Women's Journal

Darby Bonomi on Why Accomplished Women Play Small

Darby Bonomi on Why Accomplished Women Play Small
Photo Courtesy: Dr. Darby Bonomi

She got the promotion. She built the business. She earned the degree, the title, the seat at the table. And somewhere beneath all of it, she’s still undermining herself. That contradiction sits at the heart of Darby Bonomi’s work as a sport and performance psychologist, and it is the driving question behind her new book.

In Unshrinkable, Darby draws on thirty-five years of clinical and performance psychology experience to examine a pattern she has observed across hundreds of high-achieving women: the quiet, persistent habit of self-undermining that runs beneath visible success. The book is not a motivational pep talk. It is a practitioner’s examination of why capable women shrink and what the path out looks like.

What Performance Psychology Reveals About Self-Sabotage

Darby spent two decades as a clinical psychologist, psychoanalyst, and faculty member at the San Francisco Psychoanalytic Institute before shifting her focus to performance psychology in 2016. That transition gave her a unique lens. Clinical work taught her how the mind creates invisible barriers. Performance psychology showed her how those barriers play out under pressure, in competition, and in professional settings where the stakes are high and the margin for self-doubt is razor-thin.

Her clients are competitive equestrians, entrepreneurs, and professionals around the world, most of them women who are accomplished by any external measure but privately stuck in cycles of self-criticism. They minimize their wins. They overwork to justify their place. They apologize for wanting more. Darby recognized these patterns early in her performance psychology practice because she had seen them so many times before, and because, as she writes candidly in the book, she had lived them herself.

The Hidden Patterns Behind Playing Small

Unshrinkable identifies specific patterns that Darby believes keep high-achieving women trapped in self-diminishing cycles. She names them directly: “good girl” conditioning that rewards compliance over ambition, a fear of being perceived as too much, and an addiction to perfection that masquerades as high standards but actually functions as self-punishment.

These are not abstract concepts in the book. Darby illustrates each pattern through stories drawn from her work with real clients, as well as her own experiences. The result is a book that reads less like a clinical manual and more like a frank conversation with someone who has spent decades listening to women describe the same invisible ceiling from different angles.
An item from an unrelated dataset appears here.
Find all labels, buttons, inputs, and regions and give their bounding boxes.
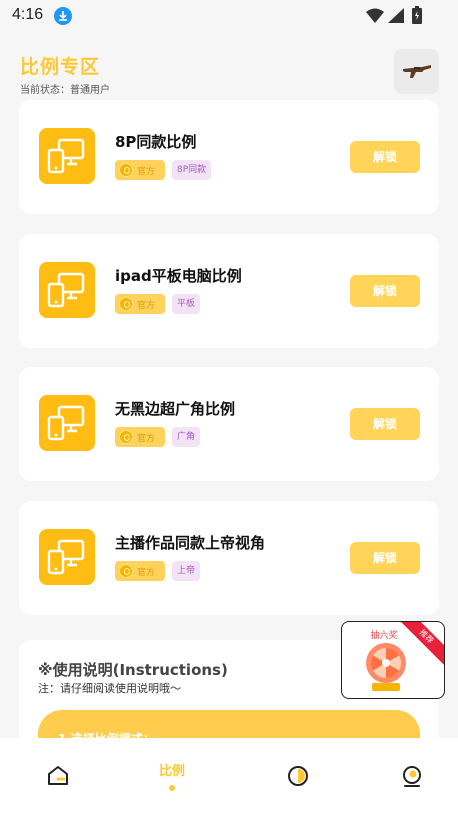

What makes Darby’s approach distinct is that she does not frame the problem as something wrong with the individual woman. The patterns she describes are responses to cultural conditioning, absorbed over years and reinforced by environments that reward women for shrinking. Performance psychology, in her view, is not about fixing people. It is about helping them see the programming that runs beneath their choices so they can make different ones.

Where Clinical Depth Meets Performance Psychology

Darby’s background gives her a different entry point than many voices in the performance space. Most performance psychology practitioners come from a sports or coaching background. Darby came from deep clinical training in psychoanalysis, where the work is slow, layered, and focused on the unconscious patterns that shape behavior. When she moved into performance psychology, she brought that depth with her.

That combination shows up throughout Unshrinkable. The book does not offer quick tips or five-step frameworks. It asks readers to sit with uncomfortable questions about who they have been performing for and why. Darby is direct about the fact that the work is not easy, but her writing suggests that the discomfort of honest self-examination is far less damaging than the slow erosion of living beneath your own capacity.

Darby is also an actively competing equestrian, a detail that matters more than it might seem. The sport demands a specific kind of mental discipline, the ability to perform under pressure while managing fear, self-doubt, and the unpredictability of working with a living animal. Her personal experience in competition informs her professional work in ways that pure academic training would not.

Who Unshrinkable Was Written For

The book speaks to women who have achieved visible success but privately feel the weight of self-imposed smallness. Darby has described her audience as women who are determined not to shrink under their own self-criticism or the expectations of others. They are not looking for affirmation. They are looking for an honest account of why the internal experience does not match the external one.

Darby’s writing has appeared in Practical Horseman, USHJA In Stride, The Chronicle of the Horse, The Plaid Horse, Eventing Nation, and Psychology Today. With Unshrinkable, she brings her performance psychology perspective to a broader audience, applying the same observational rigor she uses with her clients to a cultural pattern that affects far more women than her practice could ever reach individually.

For women who have spent years earning their place and still catch themselves apologizing for taking up space, Darby’s work offers something rare: a psychologist who names the pattern without sugarcoating it, and who believes the answer is not to try harder but to stop shrinking.